68 olaylarının dünyada estirdiği özgürlük rüzgârı Türkiye’deki sosyalist gençlerde de karşılık bulur. O günlerde savcı Muammer Akkaş’ın dayısının oğlu İlyas Akkaş da Keçiborlu Lisesi son sınıf öğrencisidir. 1969 yılında Deniz Gezmiş, Hüseyin İnan, Yusuf Aslan, Taylan Özgür, Sinan Cemgil gibi sosyalist gençlerin bir araya geldiği Türkiye Halk Kurtuluş Ordusu saflarında yer alır.
Bir gece evlerinin camını tıklatır, perdeyi aralayan annesi Rahime Akkaş’a “Ben gidiyorum. Allahaısmarladık” der. Yolunu belirlemiştir. Dava arkadaşlarıyla birlikte Filistin’e gidecektir. Yola koyulur. O tarihten sonra bir daha da kendisinden hiç haber alınamaz. Ama annesi onun bir gün camı tıklatacağı günü bekler, son nefesini verinceye kadar. Kimselerin bir daha görmediği, İlyas Akkaş ile ilgili de o tarihten sonra hep bir söylence dolaşır, Filistin'de “şehit” olduğuna ilişkin.
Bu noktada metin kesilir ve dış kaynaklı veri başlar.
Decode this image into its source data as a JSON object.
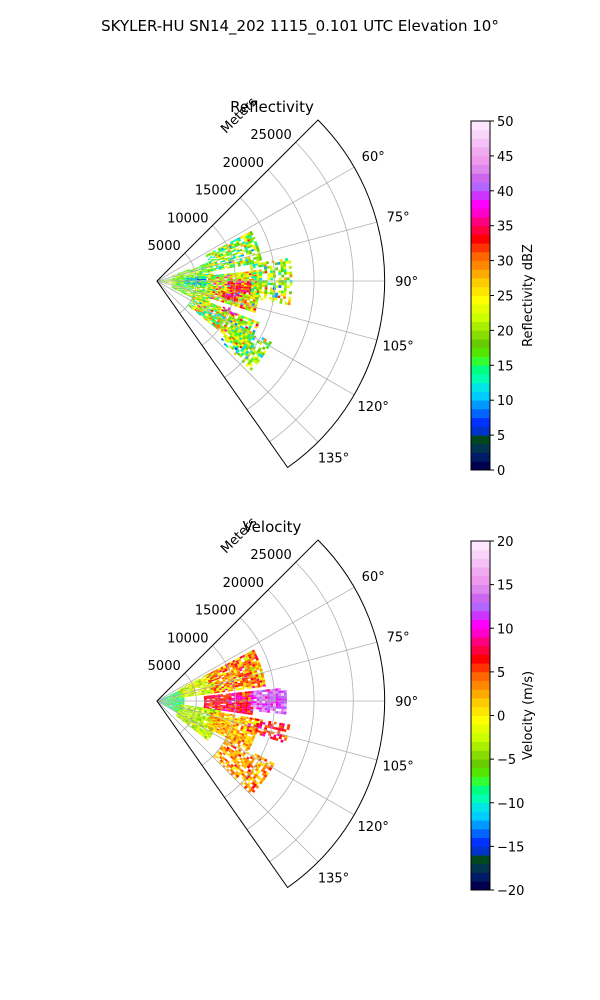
{
  "figure": {
    "suptitle": "SKYLER-HU  SN14_202  1115_0.101 UTC Elevation 10°"
  },
  "chart_data": [
    {
      "type": "heatmap",
      "title": "Reflectivity",
      "radial_label": "Meters",
      "radial_ticks": [
        5000,
        10000,
        15000,
        20000,
        25000
      ],
      "radial_tick_labels": [
        "5000",
        "10000",
        "15000",
        "20000",
        "25000"
      ],
      "rlim": [
        0,
        29000
      ],
      "angle_ticks": [
        60,
        75,
        90,
        105,
        120,
        135
      ],
      "angle_tick_labels": [
        "60°",
        "75°",
        "90°",
        "105°",
        "120°",
        "135°"
      ],
      "sector_degrees": [
        45,
        145
      ],
      "grid": true,
      "colorbar": {
        "label": "Reflectivity dBZ",
        "range": [
          0,
          50
        ],
        "ticks": [
          0,
          5,
          10,
          15,
          20,
          25,
          30,
          35,
          40,
          45,
          50
        ],
        "tick_labels": [
          "0",
          "5",
          "10",
          "15",
          "20",
          "25",
          "30",
          "35",
          "40",
          "45",
          "50"
        ],
        "colors": [
          "#00004d",
          "#001a66",
          "#00334d",
          "#00471f",
          "#0033cc",
          "#0033ff",
          "#0066ff",
          "#0099ff",
          "#00ccff",
          "#00e5e5",
          "#00ffb3",
          "#00ff80",
          "#33ff33",
          "#55e600",
          "#66cc00",
          "#88dd00",
          "#aaee00",
          "#ccff00",
          "#e5ff00",
          "#ffff00",
          "#ffe600",
          "#ffcc00",
          "#ffaa00",
          "#ff8800",
          "#ff6600",
          "#ff3300",
          "#ff0000",
          "#ff0040",
          "#ff0080",
          "#ff00cc",
          "#ff00ff",
          "#cc33ff",
          "#b366ff",
          "#cc66ee",
          "#dd88ee",
          "#ee99ee",
          "#f0aaf0",
          "#f5c0f5",
          "#fad5fa",
          "#ffe6ff"
        ]
      },
      "clusters": [
        {
          "range": [
            0,
            3200
          ],
          "azimuth": [
            80,
            100
          ],
          "value": 20,
          "spread": 4,
          "density": 0.7
        },
        {
          "range": [
            2000,
            7000
          ],
          "azimuth": [
            70,
            115
          ],
          "value": 19,
          "spread": 4,
          "density": 0.85
        },
        {
          "range": [
            3500,
            6000
          ],
          "azimuth": [
            84,
            95
          ],
          "value": 11,
          "spread": 3,
          "density": 0.9
        },
        {
          "range": [
            7000,
            13500
          ],
          "azimuth": [
            62,
            80
          ],
          "value": 19,
          "spread": 5,
          "density": 0.75
        },
        {
          "range": [
            6500,
            13000
          ],
          "azimuth": [
            84,
            108
          ],
          "value": 24,
          "spread": 6,
          "density": 0.9
        },
        {
          "range": [
            9000,
            12000
          ],
          "azimuth": [
            90,
            98
          ],
          "value": 33,
          "spread": 3,
          "density": 0.9
        },
        {
          "range": [
            8500,
            10500
          ],
          "azimuth": [
            99,
            104
          ],
          "value": 34,
          "spread": 3,
          "density": 0.8
        },
        {
          "range": [
            12000,
            17000
          ],
          "azimuth": [
            80,
            100
          ],
          "value": 20,
          "spread": 5,
          "density": 0.6
        },
        {
          "range": [
            5000,
            14000
          ],
          "azimuth": [
            112,
            128
          ],
          "value": 22,
          "spread": 6,
          "density": 0.85
        },
        {
          "range": [
            11000,
            16500
          ],
          "azimuth": [
            118,
            133
          ],
          "value": 18,
          "spread": 5,
          "density": 0.6
        },
        {
          "range": [
            9000,
            11000
          ],
          "azimuth": [
            110,
            114
          ],
          "value": 36,
          "spread": 2,
          "density": 0.3
        }
      ]
    },
    {
      "type": "heatmap",
      "title": "Velocity",
      "radial_label": "Meters",
      "radial_ticks": [
        5000,
        10000,
        15000,
        20000,
        25000
      ],
      "radial_tick_labels": [
        "5000",
        "10000",
        "15000",
        "20000",
        "25000"
      ],
      "rlim": [
        0,
        29000
      ],
      "angle_ticks": [
        60,
        75,
        90,
        105,
        120,
        135
      ],
      "angle_tick_labels": [
        "60°",
        "75°",
        "90°",
        "105°",
        "120°",
        "135°"
      ],
      "sector_degrees": [
        45,
        145
      ],
      "grid": true,
      "colorbar": {
        "label": "Velocity (m/s)",
        "range": [
          -20,
          20
        ],
        "ticks": [
          -20,
          -15,
          -10,
          -5,
          0,
          5,
          10,
          15,
          20
        ],
        "tick_labels": [
          "−20",
          "−15",
          "−10",
          "−5",
          "0",
          "5",
          "10",
          "15",
          "20"
        ],
        "colors": [
          "#00004d",
          "#001a66",
          "#00334d",
          "#00471f",
          "#0033cc",
          "#0033ff",
          "#0066ff",
          "#0099ff",
          "#00ccff",
          "#00e5e5",
          "#00ffb3",
          "#00ff80",
          "#33ff33",
          "#55e600",
          "#66cc00",
          "#88dd00",
          "#aaee00",
          "#ccff00",
          "#e5ff00",
          "#ffff00",
          "#ffe600",
          "#ffcc00",
          "#ffaa00",
          "#ff8800",
          "#ff6600",
          "#ff3300",
          "#ff0000",
          "#ff0040",
          "#ff0080",
          "#ff00cc",
          "#ff00ff",
          "#cc33ff",
          "#b366ff",
          "#cc66ee",
          "#dd88ee",
          "#ee99ee",
          "#f0aaf0",
          "#f5c0f5",
          "#fad5fa",
          "#ffe6ff"
        ]
      },
      "clusters": [
        {
          "range": [
            0,
            3500
          ],
          "azimuth": [
            65,
            118
          ],
          "value": -8,
          "spread": 2,
          "density": 0.95
        },
        {
          "range": [
            3000,
            8000
          ],
          "azimuth": [
            62,
            82
          ],
          "value": -2,
          "spread": 2,
          "density": 0.9
        },
        {
          "range": [
            3000,
            8000
          ],
          "azimuth": [
            98,
            128
          ],
          "value": -3,
          "spread": 2,
          "density": 0.9
        },
        {
          "range": [
            7000,
            14000
          ],
          "azimuth": [
            62,
            82
          ],
          "value": 3,
          "spread": 3,
          "density": 0.9
        },
        {
          "range": [
            6000,
            12000
          ],
          "azimuth": [
            84,
            98
          ],
          "value": 7,
          "spread": 2,
          "density": 0.95
        },
        {
          "range": [
            12000,
            16500
          ],
          "azimuth": [
            84,
            96
          ],
          "value": 13,
          "spread": 2,
          "density": 0.85
        },
        {
          "range": [
            7000,
            13000
          ],
          "azimuth": [
            100,
            118
          ],
          "value": 2,
          "spread": 2,
          "density": 0.9
        },
        {
          "range": [
            12000,
            17000
          ],
          "azimuth": [
            100,
            108
          ],
          "value": 6,
          "spread": 2,
          "density": 0.6
        },
        {
          "range": [
            10000,
            17000
          ],
          "azimuth": [
            118,
            134
          ],
          "value": 3,
          "spread": 2,
          "density": 0.7
        }
      ]
    }
  ]
}
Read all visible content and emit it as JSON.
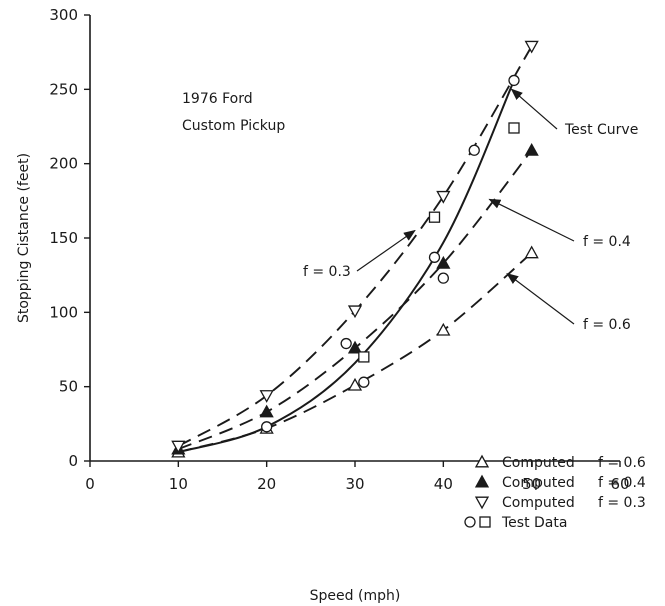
{
  "chart_data": {
    "type": "scatter",
    "title": "1976 Ford",
    "subtitle": "Custom Pickup",
    "xlabel": "Speed (mph)",
    "ylabel": "Stopping Cistance (feet)",
    "xlim": [
      0,
      60
    ],
    "ylim": [
      0,
      300
    ],
    "xticks": [
      0,
      10,
      20,
      30,
      40,
      50,
      60
    ],
    "yticks": [
      0,
      50,
      100,
      150,
      200,
      250,
      300
    ],
    "grid": false,
    "legend_position": "bottom-right",
    "series": [
      {
        "name": "Computed f = 0.6",
        "marker": "triangle-up-open",
        "x": [
          10,
          20,
          30,
          40,
          50
        ],
        "y": [
          6,
          22,
          51,
          88,
          140
        ]
      },
      {
        "name": "Computed f = 0.4",
        "marker": "triangle-up-filled",
        "x": [
          10,
          20,
          30,
          40,
          50
        ],
        "y": [
          8,
          33,
          76,
          133,
          209
        ]
      },
      {
        "name": "Computed f = 0.3",
        "marker": "triangle-down-open",
        "x": [
          10,
          20,
          30,
          40,
          50
        ],
        "y": [
          10,
          44,
          101,
          178,
          279
        ]
      },
      {
        "name": "Test Data",
        "marker": "circle-open",
        "x": [
          20,
          29,
          31,
          39,
          40,
          43.5,
          48
        ],
        "y": [
          23,
          79,
          53,
          137,
          123,
          209,
          256
        ]
      },
      {
        "name": "Test Data",
        "marker": "square-open",
        "x": [
          31,
          39,
          48
        ],
        "y": [
          70,
          164,
          224
        ]
      }
    ],
    "curves": [
      {
        "id": "f03",
        "style": "dashed",
        "x": [
          10,
          20,
          30,
          40,
          50
        ],
        "y": [
          10,
          44,
          101,
          178,
          279
        ]
      },
      {
        "id": "f04",
        "style": "dashed",
        "x": [
          10,
          20,
          30,
          40,
          50
        ],
        "y": [
          8,
          33,
          76,
          133,
          209
        ]
      },
      {
        "id": "f06",
        "style": "dashed",
        "x": [
          10,
          20,
          30,
          40,
          50
        ],
        "y": [
          6,
          22,
          51,
          88,
          140
        ]
      },
      {
        "id": "test",
        "style": "solid",
        "x": [
          10,
          20,
          30,
          40,
          48
        ],
        "y": [
          6,
          23,
          66,
          147,
          256
        ]
      }
    ],
    "annotations": [
      {
        "text": "Test Curve",
        "points_to": [
          47.5,
          250
        ]
      },
      {
        "text": "f = 0.4",
        "points_to": [
          45,
          176
        ]
      },
      {
        "text": "f = 0.3",
        "points_to": [
          37,
          155
        ]
      },
      {
        "text": "f = 0.6",
        "points_to": [
          47,
          126
        ]
      }
    ],
    "legend": [
      {
        "text": "Computed",
        "param": "f = 0.6"
      },
      {
        "text": "Computed",
        "param": "f = 0.4"
      },
      {
        "text": "Computed",
        "param": "f = 0.3"
      },
      {
        "text": "Test Data",
        "param": ""
      }
    ]
  }
}
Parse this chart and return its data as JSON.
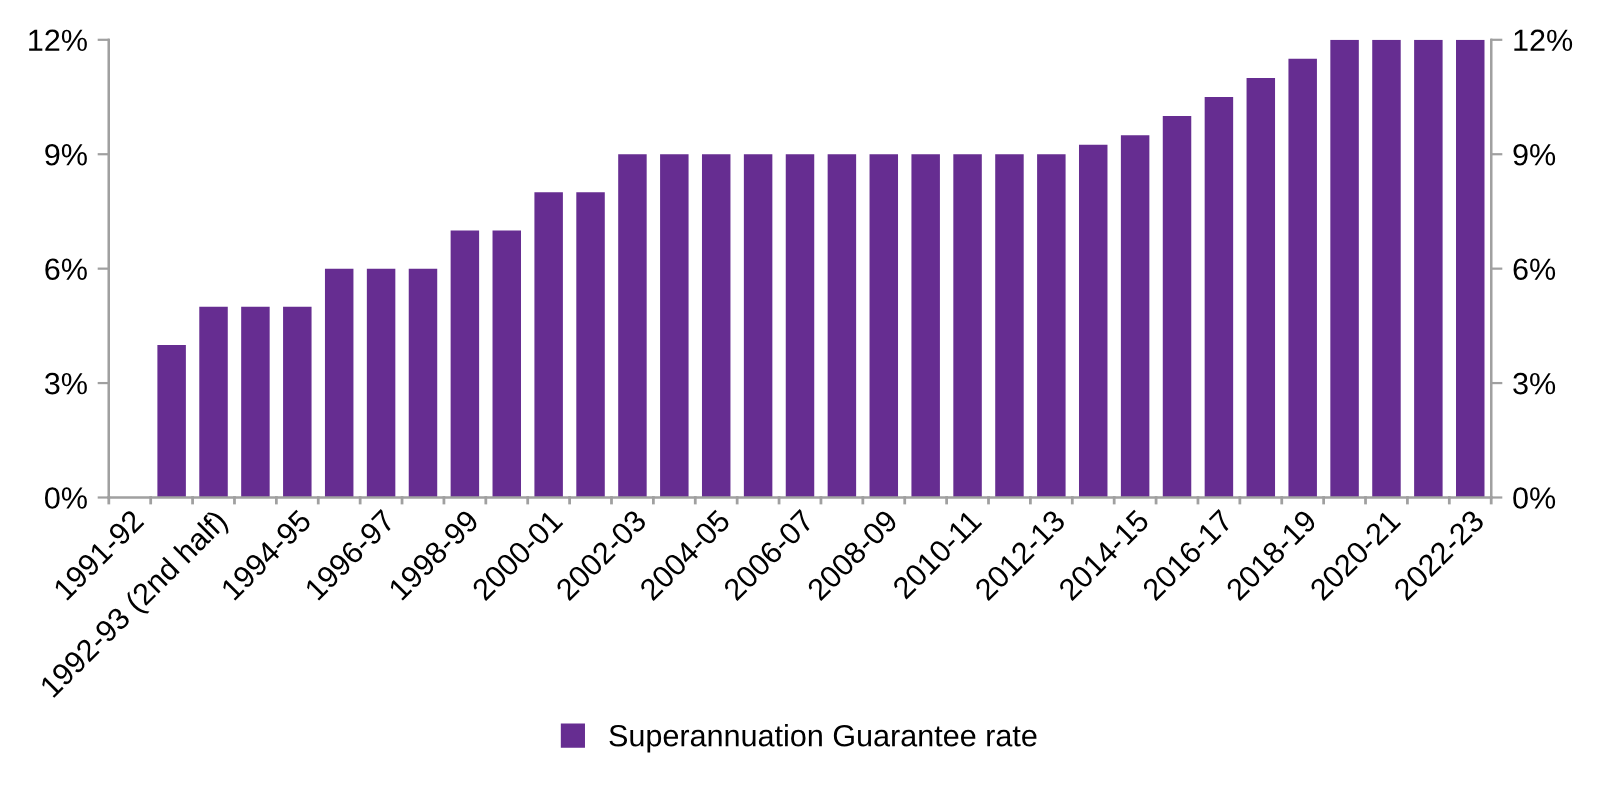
{
  "chart_data": {
    "type": "bar",
    "categories": [
      "1991-92",
      null,
      "1992-93 (2nd half)",
      null,
      "1994-95",
      null,
      "1996-97",
      null,
      "1998-99",
      null,
      "2000-01",
      null,
      "2002-03",
      null,
      "2004-05",
      null,
      "2006-07",
      null,
      "2008-09",
      null,
      "2010-11",
      null,
      "2012-13",
      null,
      "2014-15",
      null,
      "2016-17",
      null,
      "2018-19",
      null,
      "2020-21",
      null,
      "2022-23"
    ],
    "series": [
      {
        "name": "Superannuation Guarantee rate",
        "color": "#662d91",
        "values": [
          null,
          4,
          5,
          5,
          5,
          6,
          6,
          6,
          7,
          7,
          8,
          8,
          9,
          9,
          9,
          9,
          9,
          9,
          9,
          9,
          9,
          9,
          9,
          9.25,
          9.5,
          10,
          10.5,
          11,
          11.5,
          12,
          12,
          12,
          12
        ]
      }
    ],
    "ylim": [
      0,
      12
    ],
    "yticks": [
      {
        "value": 0,
        "label": "0%"
      },
      {
        "value": 3,
        "label": "3%"
      },
      {
        "value": 6,
        "label": "6%"
      },
      {
        "value": 9,
        "label": "9%"
      },
      {
        "value": 12,
        "label": "12%"
      }
    ],
    "y2lim": [
      0,
      12
    ],
    "y2ticks": [
      {
        "value": 0,
        "label": "0%"
      },
      {
        "value": 3,
        "label": "3%"
      },
      {
        "value": 6,
        "label": "6%"
      },
      {
        "value": 9,
        "label": "9%"
      },
      {
        "value": 12,
        "label": "12%"
      }
    ],
    "grid": false,
    "legend": "bottom"
  }
}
İlyas’ın köyden ayrılmasından sonra ise Akkaş ailesinin zor günleri başlar. 12 Mart geldiğinde kapısı ilk çalınan Akkaş ailesi olur. Derken 12 Eylül gelir yine askerler Akkaş ailesinin kapısında belirir. Zira onlar dönemin muktedirlerinin gözünde “teröristtir”!
O baskı günlerinden birinde savcı Muammer Akkaş’ın öz dayısı, İlyas’ın babası Tahsin Akkaş kapıya gelenlere “Siz devletsiniz, eliniz kolunuz benden uzun. Ben de evladımı arıyorum. Siz bulup getirin” diye isyan eder. Anlatılanlara bakılırsa, İlyas Akkaş’ın Filistin’e gitmek üzere köyden ayrılmasından sonraki yıllarda Yalvaç Jandarma Komutanlığı’nın neredeyse tek uğraşı Akkaş ailesi olur.
İlyas ile savcı Muammer Akkaş’ın akrabalığı da hayli karmaşıktır. Savcının anne ve babası amca çocuklarıdır. Muammer Akkaş’ın annesi ise İlyas’ın babasının kız kardeşidir. Bu nedenle Muammer Akkaş ile İlyas Akkaş öz hala-dayı çocuklarıdır. Baba soyundan ise İlyas Akkaş, savcı Muammer Akkaş’ın amcasının torunudur.
Savcı Muammer Akkaş’ın grift akrabalık bağı aslında son dönemde siyaset ve hukukta yaşanan karmaşaya benziyor.